Rumlara ecnebi postaları serbesttir. Kimsenin söz söylemek haddi değil. Bir Türk üç defa ecnebi postahnesine gitti mi derhal tarassut altına alınır. Rumlar muzır denilen gazeteleri apaşikare sokaklarda okurlar. Bir Türk artık eskimiş bir havadisi ağzına alıp ta işitildi mi derhal kimden işittiği sorulur. Bir Rum bir Müslümanı yaralarsa faili sadece yakalanır,bir Türk bir Rum’a ağır söz söylerse o Türk tüfek dipçikleri vurularak hapse atılır. Rumlar tarafından getirilen son sistem binlerce harp tüfeği serbestçe tevzi edilir. Müslümanların çifte av tüfekleri ise müsadere olunur.
Bu paskalya, Kol gazen polis ve jandarmaların ve hatta Kaymakamın gözleri önünde Rumlar nöbet ateşi talimleri yaptılar.
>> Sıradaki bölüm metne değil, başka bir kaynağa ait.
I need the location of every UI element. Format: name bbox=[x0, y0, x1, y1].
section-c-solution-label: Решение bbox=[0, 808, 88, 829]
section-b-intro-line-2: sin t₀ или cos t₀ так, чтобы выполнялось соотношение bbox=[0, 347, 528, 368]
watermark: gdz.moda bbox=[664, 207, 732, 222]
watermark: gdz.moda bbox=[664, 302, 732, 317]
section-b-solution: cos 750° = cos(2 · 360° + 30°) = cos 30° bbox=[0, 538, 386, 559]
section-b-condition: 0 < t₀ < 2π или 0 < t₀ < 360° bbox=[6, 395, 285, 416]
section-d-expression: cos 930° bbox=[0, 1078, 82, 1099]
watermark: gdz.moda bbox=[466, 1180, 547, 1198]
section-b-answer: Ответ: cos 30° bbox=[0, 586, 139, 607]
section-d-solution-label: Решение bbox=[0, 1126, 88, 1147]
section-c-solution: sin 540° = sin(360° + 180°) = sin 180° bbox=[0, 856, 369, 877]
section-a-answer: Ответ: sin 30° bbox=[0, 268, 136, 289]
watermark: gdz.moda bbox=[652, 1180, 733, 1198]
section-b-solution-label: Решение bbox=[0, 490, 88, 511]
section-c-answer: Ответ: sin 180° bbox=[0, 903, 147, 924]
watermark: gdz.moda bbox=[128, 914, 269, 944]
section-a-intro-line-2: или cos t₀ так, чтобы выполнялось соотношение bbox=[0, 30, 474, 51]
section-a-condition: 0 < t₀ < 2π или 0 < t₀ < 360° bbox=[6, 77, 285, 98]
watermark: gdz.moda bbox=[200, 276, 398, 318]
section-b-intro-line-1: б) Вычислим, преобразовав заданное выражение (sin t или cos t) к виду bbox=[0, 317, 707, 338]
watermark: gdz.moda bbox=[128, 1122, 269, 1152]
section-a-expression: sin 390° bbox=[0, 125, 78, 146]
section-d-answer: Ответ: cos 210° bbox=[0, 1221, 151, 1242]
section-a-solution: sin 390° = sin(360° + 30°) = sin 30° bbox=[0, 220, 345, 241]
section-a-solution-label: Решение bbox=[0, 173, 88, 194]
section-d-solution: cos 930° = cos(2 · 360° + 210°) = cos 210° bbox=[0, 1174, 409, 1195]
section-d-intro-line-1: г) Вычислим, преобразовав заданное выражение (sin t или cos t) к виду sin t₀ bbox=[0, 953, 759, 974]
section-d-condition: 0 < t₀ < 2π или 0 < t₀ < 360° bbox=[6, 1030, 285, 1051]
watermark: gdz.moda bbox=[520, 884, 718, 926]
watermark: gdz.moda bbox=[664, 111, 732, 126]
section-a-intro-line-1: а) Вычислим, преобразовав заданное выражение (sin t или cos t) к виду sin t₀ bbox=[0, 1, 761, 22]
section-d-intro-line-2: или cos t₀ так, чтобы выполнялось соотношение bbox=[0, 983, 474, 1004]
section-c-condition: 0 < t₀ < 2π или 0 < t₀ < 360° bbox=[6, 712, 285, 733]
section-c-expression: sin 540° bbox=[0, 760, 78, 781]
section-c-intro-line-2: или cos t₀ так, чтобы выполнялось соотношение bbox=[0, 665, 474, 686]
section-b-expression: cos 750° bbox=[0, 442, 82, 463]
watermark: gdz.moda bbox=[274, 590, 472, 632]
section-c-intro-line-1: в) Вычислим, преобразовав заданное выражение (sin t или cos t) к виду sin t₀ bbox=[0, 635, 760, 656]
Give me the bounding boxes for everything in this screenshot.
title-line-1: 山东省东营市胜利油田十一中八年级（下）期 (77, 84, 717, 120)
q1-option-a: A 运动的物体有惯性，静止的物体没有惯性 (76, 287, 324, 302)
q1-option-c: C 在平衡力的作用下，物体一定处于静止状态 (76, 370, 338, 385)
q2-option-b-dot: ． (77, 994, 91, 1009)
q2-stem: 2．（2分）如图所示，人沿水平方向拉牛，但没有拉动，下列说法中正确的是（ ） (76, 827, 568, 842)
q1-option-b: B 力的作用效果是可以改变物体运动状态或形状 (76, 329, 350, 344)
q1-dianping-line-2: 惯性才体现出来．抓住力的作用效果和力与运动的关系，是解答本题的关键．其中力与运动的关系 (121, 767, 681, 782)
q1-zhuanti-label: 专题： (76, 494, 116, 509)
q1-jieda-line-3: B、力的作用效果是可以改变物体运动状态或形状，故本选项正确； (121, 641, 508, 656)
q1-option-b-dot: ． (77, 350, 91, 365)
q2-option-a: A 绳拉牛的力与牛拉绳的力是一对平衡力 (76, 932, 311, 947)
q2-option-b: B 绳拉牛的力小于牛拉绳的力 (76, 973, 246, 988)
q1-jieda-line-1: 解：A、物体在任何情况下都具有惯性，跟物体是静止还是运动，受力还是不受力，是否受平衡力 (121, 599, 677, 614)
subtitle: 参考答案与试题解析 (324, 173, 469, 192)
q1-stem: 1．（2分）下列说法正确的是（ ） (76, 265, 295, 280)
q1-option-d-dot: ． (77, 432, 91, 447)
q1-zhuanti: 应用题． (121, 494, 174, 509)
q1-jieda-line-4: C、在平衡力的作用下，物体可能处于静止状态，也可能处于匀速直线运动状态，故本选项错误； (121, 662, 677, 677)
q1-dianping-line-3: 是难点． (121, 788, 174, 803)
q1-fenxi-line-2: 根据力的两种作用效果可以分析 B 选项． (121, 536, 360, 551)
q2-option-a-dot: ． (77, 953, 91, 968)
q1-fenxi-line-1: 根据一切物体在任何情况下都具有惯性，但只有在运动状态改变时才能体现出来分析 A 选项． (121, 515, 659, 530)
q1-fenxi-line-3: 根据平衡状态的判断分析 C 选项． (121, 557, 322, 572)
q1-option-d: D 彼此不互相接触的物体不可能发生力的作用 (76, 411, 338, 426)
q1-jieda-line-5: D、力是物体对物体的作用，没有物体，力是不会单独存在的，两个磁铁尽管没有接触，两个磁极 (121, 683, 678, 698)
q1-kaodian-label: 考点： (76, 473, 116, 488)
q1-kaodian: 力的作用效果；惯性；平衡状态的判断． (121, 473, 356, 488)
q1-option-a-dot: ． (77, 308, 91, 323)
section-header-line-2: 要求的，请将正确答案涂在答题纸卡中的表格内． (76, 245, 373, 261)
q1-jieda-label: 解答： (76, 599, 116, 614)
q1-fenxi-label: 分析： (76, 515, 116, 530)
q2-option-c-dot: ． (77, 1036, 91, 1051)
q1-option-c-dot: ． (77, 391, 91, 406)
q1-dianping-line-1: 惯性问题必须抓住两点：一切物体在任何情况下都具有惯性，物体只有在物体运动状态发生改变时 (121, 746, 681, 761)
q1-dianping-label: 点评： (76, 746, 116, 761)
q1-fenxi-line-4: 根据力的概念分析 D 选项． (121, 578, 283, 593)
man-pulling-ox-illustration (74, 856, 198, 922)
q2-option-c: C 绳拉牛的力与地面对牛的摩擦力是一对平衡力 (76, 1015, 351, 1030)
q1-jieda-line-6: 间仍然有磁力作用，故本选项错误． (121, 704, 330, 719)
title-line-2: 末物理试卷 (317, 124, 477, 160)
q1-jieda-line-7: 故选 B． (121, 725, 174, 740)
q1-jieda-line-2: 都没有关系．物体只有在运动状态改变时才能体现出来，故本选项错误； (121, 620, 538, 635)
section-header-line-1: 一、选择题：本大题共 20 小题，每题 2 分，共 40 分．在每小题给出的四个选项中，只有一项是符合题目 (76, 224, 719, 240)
Yunan Konsoloshanesi’nde bin ağızdan birden “Zito Kostatino” diye bağırdılar. Devriye neferlerinin ve polis efradının ayakları dibine o altı kere patlayan kağıt fişeklerinden attılar. Hükûmetin haysiyetini her suretle terzil ettiler mahkeme erkanı saye-i şahanede asayişin kemali muhafazasına muvaffakıyetinden dolayı İngiliz zabitlerini alkışlamağa, tabasbus ile onlara yaramağa uğraşıyor.
Bu Paskalya’da Rumlar tarafından atılan silahın haddi hesabı yok. Yunanistan’dan suret-i mahsusa’da gönderilmiş ve getirilmiş olan Mavromat namında bir Yunan erkan-ı harp miralayının nezareti altında Doksat, Drama, Pravişte, Kavala Rum mektepleri şakirtleri geçit resmi yaparlarken postahaneye gelmiş olan 50 numaralı bir posta paketinin hangi Türk tarafından alınacağını öğrenmek üzere Drama Mutasarrıfı Saadetlü Paşa, Kavala’ya kadar ihtiyar-ı sefer ediyor ve bu parlak geçit resminde bulunarak Rum eşkıya reislerine iltifatlarını esirgemiyor. Yemin ederim ki Müslümanların katliam edilmesi Rumların bir nevi rüçhana müsamahalarındandır.”